NASHVILLE, TN – April 22, 2013 --  Among experienced runners, the moment when an athlete runs out of glycogen stores, or easily accessible energy, is known as “the wall.” Beginners often call it “running out of steam,” or even, “the day I had to walk home.” 

How can marathoners and half marathoners prepare for their race and prevent “the wall” from happening to them? Baptist Sports Medicine specialists suggest in addition to ramping up mileage, runners need to focus on nutrition.  

When running a marathon – you need to fuel your body with good-for-you foods. Carbohydrates are important, but you also need protein and healthy fats. 

Caloric requirements for men and women are different, depending on their height, weight and the number of miles logged each day. A general rule is that 65 percent of calories consumed should come from carbohydrates, 10 percent should come from protein, and 25 percent should come from unsaturated fats. What are good sources of these nutrients?   

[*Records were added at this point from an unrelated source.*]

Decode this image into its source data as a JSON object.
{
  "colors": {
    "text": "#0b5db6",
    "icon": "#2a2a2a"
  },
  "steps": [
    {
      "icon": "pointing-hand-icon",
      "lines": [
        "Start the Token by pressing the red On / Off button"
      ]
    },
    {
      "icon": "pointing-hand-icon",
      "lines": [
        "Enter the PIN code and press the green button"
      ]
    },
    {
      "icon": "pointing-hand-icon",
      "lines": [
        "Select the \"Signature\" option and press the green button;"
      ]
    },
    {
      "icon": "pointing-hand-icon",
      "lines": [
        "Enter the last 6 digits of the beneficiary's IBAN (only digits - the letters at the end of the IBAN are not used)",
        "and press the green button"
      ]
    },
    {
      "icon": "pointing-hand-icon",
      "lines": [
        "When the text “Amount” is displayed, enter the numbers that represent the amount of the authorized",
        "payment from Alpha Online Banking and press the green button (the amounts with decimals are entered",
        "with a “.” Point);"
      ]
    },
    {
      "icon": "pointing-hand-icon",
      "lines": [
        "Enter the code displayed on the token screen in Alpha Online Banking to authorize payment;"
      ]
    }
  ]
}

  • For carbohydrates, eat fruits, vegetables and whole grains. Apples, bananas, grapes, carrots, beans, potatoes, whole wheat bread and whole grain pasta are all nutritious choices.
  • For protein, consider beans, low fat milk, eggs, fish, nuts, cheese, chicken, yogurt, lean beef and soy products.
  • Healthy fat sources include avocados, olive oil, salmon, vegetable oils, nuts and seeds. 

However, for runners, eating well is only half of the equation. The other half of the equation is knowing when to eat. If eating before a run, limit your intake to a light snack. Popular choices include a banana or peanut butter on toast. No more than 30 minutes after your run, eat a combination of carbohydrates and protein. Carbohydrates will replenish your energy levels, while protein will help mend your muscles. 

Last, if you will be running for more than an hour, plan to eat a very light snack, such as an energy bar or a fruit gel, on the go. The longer you run, the more glycogen you use and the less power you have. Eating 40 minutes to an hour into long runs will replenish your glycogen stores and keep you from running out of energy and hitting “the wall.”